Urban Futures (Architectural design ; v. 90, no. 3. 2020) by
Call Number: NA687 .U72 2020
Publication Date: 2020-09-01
Given the rapid evolution of concepts such as smart cities, who are the architects riding the wave of new possibilities for urban design? How do contemporary agencies find pathways to understand the challenges and opportunities presented by evolving urban technology, and how does architecture engage with the expanding pool of associated disciplines? How should schools of architecture and urban design engage with radical digitalised urbanism? This issue of AD claims that this is contested territory.

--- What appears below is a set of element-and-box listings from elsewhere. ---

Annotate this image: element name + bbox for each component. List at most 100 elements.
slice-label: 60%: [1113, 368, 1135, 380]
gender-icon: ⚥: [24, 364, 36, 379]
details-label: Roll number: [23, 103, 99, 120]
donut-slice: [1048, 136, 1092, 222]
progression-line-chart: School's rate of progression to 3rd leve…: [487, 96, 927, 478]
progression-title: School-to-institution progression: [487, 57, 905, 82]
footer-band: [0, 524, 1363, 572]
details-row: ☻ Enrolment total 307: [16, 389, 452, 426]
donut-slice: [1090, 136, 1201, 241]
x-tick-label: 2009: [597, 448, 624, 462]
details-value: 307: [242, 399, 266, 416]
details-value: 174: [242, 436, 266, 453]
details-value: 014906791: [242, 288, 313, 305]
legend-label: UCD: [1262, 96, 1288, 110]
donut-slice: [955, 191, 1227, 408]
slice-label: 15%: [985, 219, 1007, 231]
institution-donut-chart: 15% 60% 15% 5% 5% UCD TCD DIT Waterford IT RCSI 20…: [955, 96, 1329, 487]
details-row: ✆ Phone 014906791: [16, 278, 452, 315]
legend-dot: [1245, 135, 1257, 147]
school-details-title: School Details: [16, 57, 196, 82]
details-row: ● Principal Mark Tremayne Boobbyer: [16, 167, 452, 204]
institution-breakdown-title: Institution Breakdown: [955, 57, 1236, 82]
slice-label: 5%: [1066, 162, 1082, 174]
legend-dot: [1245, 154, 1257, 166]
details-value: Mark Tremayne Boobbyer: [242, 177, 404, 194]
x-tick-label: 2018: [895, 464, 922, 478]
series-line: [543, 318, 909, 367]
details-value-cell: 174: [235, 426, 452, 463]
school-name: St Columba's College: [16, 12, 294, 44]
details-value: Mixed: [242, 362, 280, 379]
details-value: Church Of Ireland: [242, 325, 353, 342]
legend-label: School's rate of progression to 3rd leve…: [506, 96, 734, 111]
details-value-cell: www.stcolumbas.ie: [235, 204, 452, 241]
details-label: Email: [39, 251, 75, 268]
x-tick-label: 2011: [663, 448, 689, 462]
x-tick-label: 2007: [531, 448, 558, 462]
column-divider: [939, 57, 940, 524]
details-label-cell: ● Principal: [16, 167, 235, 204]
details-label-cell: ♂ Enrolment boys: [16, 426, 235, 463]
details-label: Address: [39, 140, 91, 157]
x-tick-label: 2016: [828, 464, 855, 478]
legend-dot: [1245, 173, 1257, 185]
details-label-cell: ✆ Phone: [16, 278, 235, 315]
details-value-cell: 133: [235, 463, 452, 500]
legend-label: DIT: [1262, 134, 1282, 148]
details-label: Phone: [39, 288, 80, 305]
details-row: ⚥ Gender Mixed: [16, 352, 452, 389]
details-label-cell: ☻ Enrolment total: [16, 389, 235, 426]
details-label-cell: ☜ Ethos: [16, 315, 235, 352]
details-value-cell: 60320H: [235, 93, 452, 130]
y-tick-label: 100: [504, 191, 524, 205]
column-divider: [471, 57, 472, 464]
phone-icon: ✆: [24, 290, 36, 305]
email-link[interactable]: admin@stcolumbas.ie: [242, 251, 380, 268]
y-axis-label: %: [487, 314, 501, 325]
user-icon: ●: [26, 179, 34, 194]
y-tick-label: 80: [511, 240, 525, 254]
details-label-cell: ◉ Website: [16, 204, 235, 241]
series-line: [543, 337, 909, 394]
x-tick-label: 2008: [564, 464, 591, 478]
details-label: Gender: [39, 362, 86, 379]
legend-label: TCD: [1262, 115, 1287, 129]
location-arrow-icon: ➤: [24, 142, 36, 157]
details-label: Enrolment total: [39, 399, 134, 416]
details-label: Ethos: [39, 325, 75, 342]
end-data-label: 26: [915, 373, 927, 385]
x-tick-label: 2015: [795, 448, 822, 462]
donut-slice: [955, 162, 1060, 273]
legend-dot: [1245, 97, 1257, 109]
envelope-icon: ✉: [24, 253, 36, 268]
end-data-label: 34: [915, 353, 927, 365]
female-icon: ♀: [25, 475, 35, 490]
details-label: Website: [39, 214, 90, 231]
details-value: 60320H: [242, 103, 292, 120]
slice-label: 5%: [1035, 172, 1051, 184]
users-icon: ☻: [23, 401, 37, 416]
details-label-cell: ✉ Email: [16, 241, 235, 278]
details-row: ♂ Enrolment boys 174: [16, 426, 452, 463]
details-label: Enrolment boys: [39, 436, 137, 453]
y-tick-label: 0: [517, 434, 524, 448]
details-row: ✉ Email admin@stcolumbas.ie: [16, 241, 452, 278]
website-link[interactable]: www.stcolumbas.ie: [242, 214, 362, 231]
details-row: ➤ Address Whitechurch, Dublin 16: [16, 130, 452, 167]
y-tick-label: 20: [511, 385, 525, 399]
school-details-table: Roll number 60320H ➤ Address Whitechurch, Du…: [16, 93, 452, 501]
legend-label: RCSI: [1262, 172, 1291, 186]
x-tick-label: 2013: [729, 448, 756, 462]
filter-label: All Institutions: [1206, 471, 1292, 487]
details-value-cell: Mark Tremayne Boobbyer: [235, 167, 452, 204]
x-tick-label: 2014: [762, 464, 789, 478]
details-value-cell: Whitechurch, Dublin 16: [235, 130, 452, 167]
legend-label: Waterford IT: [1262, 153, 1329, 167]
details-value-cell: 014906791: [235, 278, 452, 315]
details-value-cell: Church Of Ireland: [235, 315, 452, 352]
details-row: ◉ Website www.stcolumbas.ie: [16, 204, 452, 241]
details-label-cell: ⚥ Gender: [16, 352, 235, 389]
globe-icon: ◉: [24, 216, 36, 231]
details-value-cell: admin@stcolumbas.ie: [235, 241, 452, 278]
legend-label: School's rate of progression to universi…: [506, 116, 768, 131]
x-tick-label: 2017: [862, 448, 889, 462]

The two-dimensionality of planners' urban construct is as limited as engineers' predilection to zero-in and solve problems. Urban Futures contends that society needs a much broader professional brush than has been applied in the past: interdisciplinary urban design professionals who can reach across the philosophy and mundanity of urban existence with a creative eye. The issue identifies a selection of internally resourceful visionaries who combine sociology, geography, logistics and systems theory with the practical realities and challenges of mobility, sustainable materials, food, water and energy supply, and waste disposal. Crucially, they seek to ensure better urban futures, and a civil and convivial urban experience for all city dwellers. Contributors: Refik Anadol, Philip Belesky, Shajay Bhooshan, Jane Burry and Marcus White, Thomas Daniell, Vicente Guallart, Shan He, Wanyu He, Dan Hill, Justyna Karakiewicz, Tom Kvan, Areti Markopoulou, Ed Parham, Carlo Ratti, Ferran Sagarra, and Bige Tunçer. Featured architects: Arup Digital Studio, Guallart Architects, Space10, Space Syntax, UNStudio, and XKool Technology.